The two presidents ended their summit with a 50-minute walk in the grounds of this lush estate, talking one to one, with only interpreters present.

President Obama's National Security Advisor Tom Donilon repeatedly used a single word to describe the meeting - "unique".

Its importance, he said, was that it came so early in President Xi's term of office, that it was so informal and that it added up to a lengthy eight hours of talks covering just about every subject of interest in great depth and breadth.

In the first session the two men set out their visions for their country and their strategic aims.

Over dinner there was a lengthy discussion of security and in particular North Korea.

The final session was on economics and cyber security.

This is the most awkward subject for the two men. President Obama told President Xi that the cyber attacks from "Chinese entities" amounted to theft of business and military secrets.

If they continued it would inhibit the economic relationship between China and the US reaching its full potential. American sources say President Xi said he would investigate.

'Shared threat analysis'

The White House says the talks on North Korea ended with a full agreement on the goal of a denuclearised peninsular.

Tom Donilon said that the important point was that both powers had a "shared threat analysis" and recognised that a nuclear North Korea would up-end security in the region, with a profound effect.
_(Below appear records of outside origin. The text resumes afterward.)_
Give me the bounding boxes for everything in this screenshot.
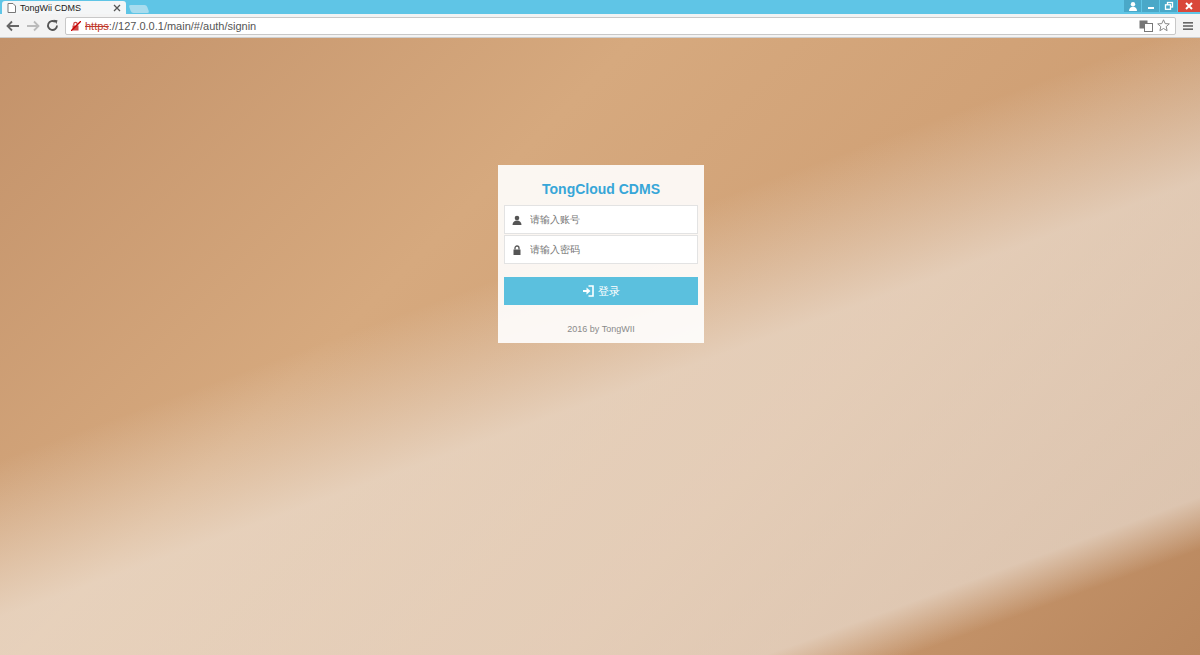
new-tab-button[interactable] — [129, 5, 150, 13]
menu-icon[interactable] — [1182, 20, 1194, 32]
login-footer: 2016 by TongWII — [504, 324, 698, 334]
bookmark-star-icon[interactable] — [1157, 19, 1170, 32]
url-text: https://127.0.0.1/main/#/auth/signin — [85, 20, 256, 32]
login-button-label: 登录 — [598, 284, 620, 299]
back-arrow-icon[interactable] — [6, 20, 20, 32]
forward-arrow-icon[interactable] — [26, 20, 40, 32]
insecure-lock-icon — [71, 21, 81, 31]
close-window-button[interactable] — [1178, 0, 1200, 12]
login-title: TongCloud CDMS — [504, 181, 698, 197]
close-tab-icon[interactable] — [113, 4, 121, 12]
password-input[interactable] — [530, 240, 690, 259]
login-fields — [504, 205, 698, 264]
browser-window: TongWii CDMS https://127.0.0.1/main/#/aut… — [0, 0, 1200, 655]
restore-icon — [1164, 1, 1174, 11]
minimize-button[interactable] — [1142, 0, 1159, 12]
minimize-icon — [1146, 1, 1156, 11]
close-icon — [1184, 1, 1194, 11]
profile-button[interactable] — [1124, 0, 1141, 12]
url-path: ://127.0.0.1/main/#/auth/signin — [109, 20, 256, 32]
url-scheme: https — [85, 20, 109, 32]
browser-tab[interactable]: TongWii CDMS — [2, 1, 126, 14]
restore-button[interactable] — [1160, 0, 1177, 12]
tab-strip: TongWii CDMS — [0, 0, 1200, 14]
window-controls — [1124, 0, 1200, 12]
sign-in-icon — [582, 285, 594, 297]
lock-icon — [512, 245, 522, 255]
account-input[interactable] — [530, 210, 690, 229]
address-toolbar: https://127.0.0.1/main/#/auth/signin — [0, 14, 1200, 38]
login-field — [504, 205, 698, 234]
login-button[interactable]: 登录 — [504, 277, 698, 305]
login-field — [504, 235, 698, 264]
login-card: TongCloud CDMS 登录 2016 by TongWII — [498, 165, 704, 343]
reload-icon[interactable] — [46, 19, 59, 32]
translate-icon[interactable] — [1139, 20, 1153, 32]
tab-title: TongWii CDMS — [20, 2, 109, 14]
background-photo: TongCloud CDMS 登录 2016 by TongWII — [0, 38, 1200, 655]
user-icon — [512, 215, 522, 225]
page-icon — [7, 3, 16, 13]
address-bar[interactable]: https://127.0.0.1/main/#/auth/signin — [65, 17, 1176, 35]
user-icon — [1128, 1, 1138, 11]
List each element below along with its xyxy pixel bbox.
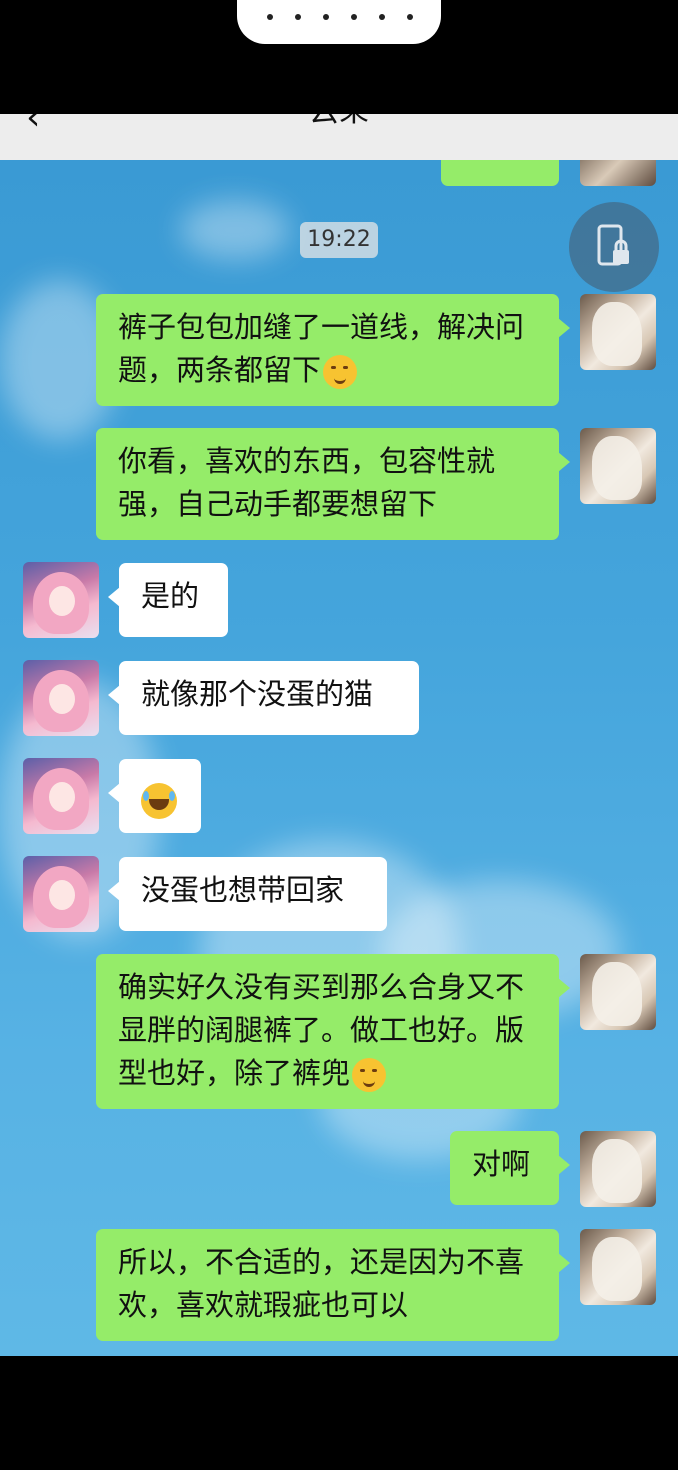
avatar[interactable] (580, 294, 656, 370)
avatar[interactable] (580, 428, 656, 504)
message-bubble[interactable]: 所以，不合适的，还是因为不喜欢，喜欢就瑕疵也可以 (96, 1229, 570, 1341)
message-bubble[interactable]: 裤子包包加缝了一道线，解决问题，两条都留下 (96, 294, 570, 406)
avatar[interactable] (23, 856, 99, 932)
thinking-face-emoji (352, 1058, 387, 1092)
message-text: 没蛋也想带回家 (141, 873, 345, 907)
avatar[interactable] (23, 562, 99, 638)
avatar[interactable] (23, 660, 99, 736)
phone-lock-icon (597, 224, 629, 266)
chat-area[interactable]: 19:22 裤子包包加缝了一道线，解决问题，两条都留下 你看，喜欢的东西，包容性… (0, 160, 678, 1356)
chat-title: 云朵 (0, 114, 678, 132)
laughing-tears-emoji (141, 783, 177, 819)
more-dots-icon[interactable]: ··· (609, 114, 644, 128)
avatar[interactable] (23, 758, 99, 834)
message-bubble[interactable]: 对啊 (450, 1131, 570, 1205)
message-text: 是的 (141, 579, 200, 613)
message-text: 所以，不合适的，还是因为不喜欢，喜欢就瑕疵也可以 (118, 1245, 525, 1322)
partial-message-bubble[interactable] (441, 160, 559, 186)
avatar[interactable] (580, 954, 656, 1030)
message-bubble[interactable]: 你看，喜欢的东西，包容性就强，自己动手都要想留下 (96, 428, 570, 540)
message-text: 确实好久没有买到那么合身又不显胖的阔腿裤了。做工也好。版型也好，除了裤兜 (118, 970, 525, 1090)
avatar[interactable] (580, 1229, 656, 1305)
timestamp: 19:22 (300, 222, 378, 258)
message-bubble[interactable]: 没蛋也想带回家 (108, 857, 387, 931)
bottom-bar (0, 1356, 678, 1470)
lock-button[interactable] (569, 202, 659, 292)
avatar[interactable] (580, 1131, 656, 1207)
camera-notch (237, 0, 441, 44)
message-bubble[interactable]: 确实好久没有买到那么合身又不显胖的阔腿裤了。做工也好。版型也好，除了裤兜 (96, 954, 570, 1109)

President Obama also warned that the growing problems over disputed islands in the pacific should be "de-escalated" and resolved through diplomatic means, not actions.

Perhaps none of this sounds very much, and perhaps it won't amount to much.

But it was interesting that Tom Donilon - who is coming to the end of his term as national security adviser and who has been deeply involved in the whole pivot to Asia - sounded so upbeat and enthusiastic about the meeting.

He set out the real purpose - to push back against the suggestion that there is an inexorable dynamic between a rising power and an established power, one that leads to clashes and conflict sometime in the future.

It perhaps sounds overly dramatic to suggest the purpose of the Sunnylands summit was to avoid World War III, but it is certainly aimed at making sure both sides know the flashpoints, and talk about them, long before disagreements degenerate into something worse.